The readings for this week really challenges anyone who even as much as glances at them. It was really inspirational to realize the many fronts on which we can make a difference, not to mention a reminder of the definition of the word profession (a calling, work that has meaning in and of itself outside the profit it brings – Bogenschnider p.225) a word which sadly has become synonymous with the concept of a job or a career, inadvertently draining the passion from the promising field of Family studies.
Here in the U.S., politicians and intellectuals are obviously the two basic groups who have to joggle ideas, knowledge and resources to propose, enact, implement and evaluate policies. As I sat back to reflect on the discussions in the text, it seemed quite “simplified”. I couldn’t quite directly reconcile this process with the scenario back home. Why? Then I gasped, but of course! The Third power house is missing.
Any guesses on what that might be?
Answer: Local traditional and/or religious leaders!
Yep, they are that third and crucial foot of the tripod in most parts of Africa, without which policies often come crashing down. This group is widely accorded more trust than the political or intellectual group. They achieve this feat, by shaping opinions and influencing decisions in communities right through to individual families. They live with the people and often make substantial contributions to promote the well-being of families and communities.
A look at the continuous process of promoting school attendance of the girl child in Nigeria, gives us a glimpse of how policies can be facilitated by these leaders.

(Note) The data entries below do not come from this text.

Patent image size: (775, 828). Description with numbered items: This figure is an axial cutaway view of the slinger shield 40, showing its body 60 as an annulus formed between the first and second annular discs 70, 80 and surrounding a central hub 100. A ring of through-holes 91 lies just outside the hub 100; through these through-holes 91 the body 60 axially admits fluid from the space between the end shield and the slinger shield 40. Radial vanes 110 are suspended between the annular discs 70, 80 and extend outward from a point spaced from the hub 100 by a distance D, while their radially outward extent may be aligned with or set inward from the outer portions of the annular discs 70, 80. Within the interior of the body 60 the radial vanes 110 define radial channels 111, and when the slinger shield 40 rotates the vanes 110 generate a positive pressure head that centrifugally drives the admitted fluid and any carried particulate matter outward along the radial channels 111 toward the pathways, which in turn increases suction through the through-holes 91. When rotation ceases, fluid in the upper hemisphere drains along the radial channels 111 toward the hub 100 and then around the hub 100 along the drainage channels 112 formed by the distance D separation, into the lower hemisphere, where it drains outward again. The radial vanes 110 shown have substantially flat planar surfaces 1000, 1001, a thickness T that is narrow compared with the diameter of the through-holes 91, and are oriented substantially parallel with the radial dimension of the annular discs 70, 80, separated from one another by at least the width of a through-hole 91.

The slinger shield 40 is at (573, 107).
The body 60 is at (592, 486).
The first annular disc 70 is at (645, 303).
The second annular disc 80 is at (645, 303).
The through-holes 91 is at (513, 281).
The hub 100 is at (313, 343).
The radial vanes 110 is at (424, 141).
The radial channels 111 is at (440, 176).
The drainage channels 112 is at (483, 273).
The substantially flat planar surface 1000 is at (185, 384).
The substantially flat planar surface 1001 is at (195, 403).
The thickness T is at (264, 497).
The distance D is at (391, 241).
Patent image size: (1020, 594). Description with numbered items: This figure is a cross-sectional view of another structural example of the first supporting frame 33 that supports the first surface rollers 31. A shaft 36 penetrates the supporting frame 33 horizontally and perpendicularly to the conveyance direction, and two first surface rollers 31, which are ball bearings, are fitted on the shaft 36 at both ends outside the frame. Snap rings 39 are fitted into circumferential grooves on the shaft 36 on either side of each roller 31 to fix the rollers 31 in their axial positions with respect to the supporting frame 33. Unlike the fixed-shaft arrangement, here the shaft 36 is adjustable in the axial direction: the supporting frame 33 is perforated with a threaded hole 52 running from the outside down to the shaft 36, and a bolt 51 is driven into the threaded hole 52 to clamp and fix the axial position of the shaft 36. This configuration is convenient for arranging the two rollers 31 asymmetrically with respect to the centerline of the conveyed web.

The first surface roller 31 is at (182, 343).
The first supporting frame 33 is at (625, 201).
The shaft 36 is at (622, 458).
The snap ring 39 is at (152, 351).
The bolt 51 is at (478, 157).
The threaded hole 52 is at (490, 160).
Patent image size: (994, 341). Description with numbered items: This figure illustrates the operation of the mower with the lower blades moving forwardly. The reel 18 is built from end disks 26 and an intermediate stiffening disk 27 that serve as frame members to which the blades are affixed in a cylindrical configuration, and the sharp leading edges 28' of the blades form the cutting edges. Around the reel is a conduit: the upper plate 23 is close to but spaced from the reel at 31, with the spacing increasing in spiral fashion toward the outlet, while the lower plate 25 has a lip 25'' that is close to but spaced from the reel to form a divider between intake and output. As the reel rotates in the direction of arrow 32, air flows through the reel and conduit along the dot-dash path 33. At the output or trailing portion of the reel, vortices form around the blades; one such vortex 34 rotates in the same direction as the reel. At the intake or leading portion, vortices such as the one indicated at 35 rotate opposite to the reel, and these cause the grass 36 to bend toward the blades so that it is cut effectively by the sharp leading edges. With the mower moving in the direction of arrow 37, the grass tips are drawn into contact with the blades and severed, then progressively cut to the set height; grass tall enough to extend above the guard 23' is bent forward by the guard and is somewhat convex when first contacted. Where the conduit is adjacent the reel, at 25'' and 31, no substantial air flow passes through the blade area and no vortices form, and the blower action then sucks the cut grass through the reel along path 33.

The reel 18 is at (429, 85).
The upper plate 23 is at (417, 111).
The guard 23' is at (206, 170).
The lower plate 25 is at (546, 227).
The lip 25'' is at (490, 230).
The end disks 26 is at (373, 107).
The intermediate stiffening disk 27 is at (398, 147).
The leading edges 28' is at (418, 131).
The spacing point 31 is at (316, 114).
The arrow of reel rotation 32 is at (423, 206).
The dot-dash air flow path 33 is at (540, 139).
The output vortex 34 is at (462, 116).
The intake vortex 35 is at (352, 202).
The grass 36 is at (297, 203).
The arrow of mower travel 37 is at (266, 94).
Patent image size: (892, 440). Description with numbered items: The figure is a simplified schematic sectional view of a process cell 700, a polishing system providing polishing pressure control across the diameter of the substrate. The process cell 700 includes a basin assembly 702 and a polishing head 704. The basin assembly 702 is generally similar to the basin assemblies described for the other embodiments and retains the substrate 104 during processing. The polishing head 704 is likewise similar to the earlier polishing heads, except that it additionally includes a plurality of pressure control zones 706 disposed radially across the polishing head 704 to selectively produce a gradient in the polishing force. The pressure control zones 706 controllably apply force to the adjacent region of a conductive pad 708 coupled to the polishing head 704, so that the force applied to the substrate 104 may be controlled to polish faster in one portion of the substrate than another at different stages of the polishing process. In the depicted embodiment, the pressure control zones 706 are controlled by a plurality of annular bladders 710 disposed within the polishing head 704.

Figures show that more boys than girls are in school. This disparity is brought about particularly, by the low value accorded by some local beliefs to girls’ education and poverty.
National awareness of the prevalence of this problem has led to several political and financial commitments through advocacy and sensitization of policy makers. Programs have been planned and implemented, and while some have failed, others have gone on to record impressive successes. Over and again one key characteristic of succeeding programs has been an involvement of the leading traditional and/or religious leaders in local host communities. When these leaders in their regular interactions with the people use and consistently reinforce key messages, which favorably link proposed policies to the local tradition/religion success is assured. For instance proclaiming that educating all children is a cultural duty and drawing up inferences from the local context, has been shown to make many parents take their children to school, including girls.
On the other hand in situations where local leaders have been indifferent or worse still, spoken against policies/programs, doom has inevitably been the outcome. A quick reference was the recent boycott of the polio immunization campaign in parts of the country in 2003. The immunization campaign was literally brought to a halt by local and religious leaders upon calling on parents not to allow their children get immunized. These leaders argued that the vaccines were contaminated. Responding to the rumors about the vaccine, the federal government set up a committee to access the safety of the vaccines and samples were sent abroad to be tested. The results of the committee were rejected still by these leaders; and even though the truth of the rumor that the vaccines were contaminated were never established all efforts by the federal government to dispel them failed.
After about a year of boycott, the deadlock was finally settled with the local leaders playing the significant role in the process. Shortly after this occurrence, a meeting was hosted by WHO and UNICEF in the West African sub-region. The aim? To inform traditional and religious leaders (in the wake of the recent polio crises) about issues that affect children, to ensure that the right messages were passed down to the people.
In one sentence, the federal government having lost the public trust of one state became handicapped in providing health services. While the local leaders unfortunately disrupted national and global health plans, they believed they were acting to protect the interests of their people.
These experiences serve to illustrate the prevalence of communitarianism in most parts of the continent, where the transmission of information and authority flow downward from community leaders who are the gate keepers and decision makers-a crucial power house which can neither be ignored or excluded from social policy issues.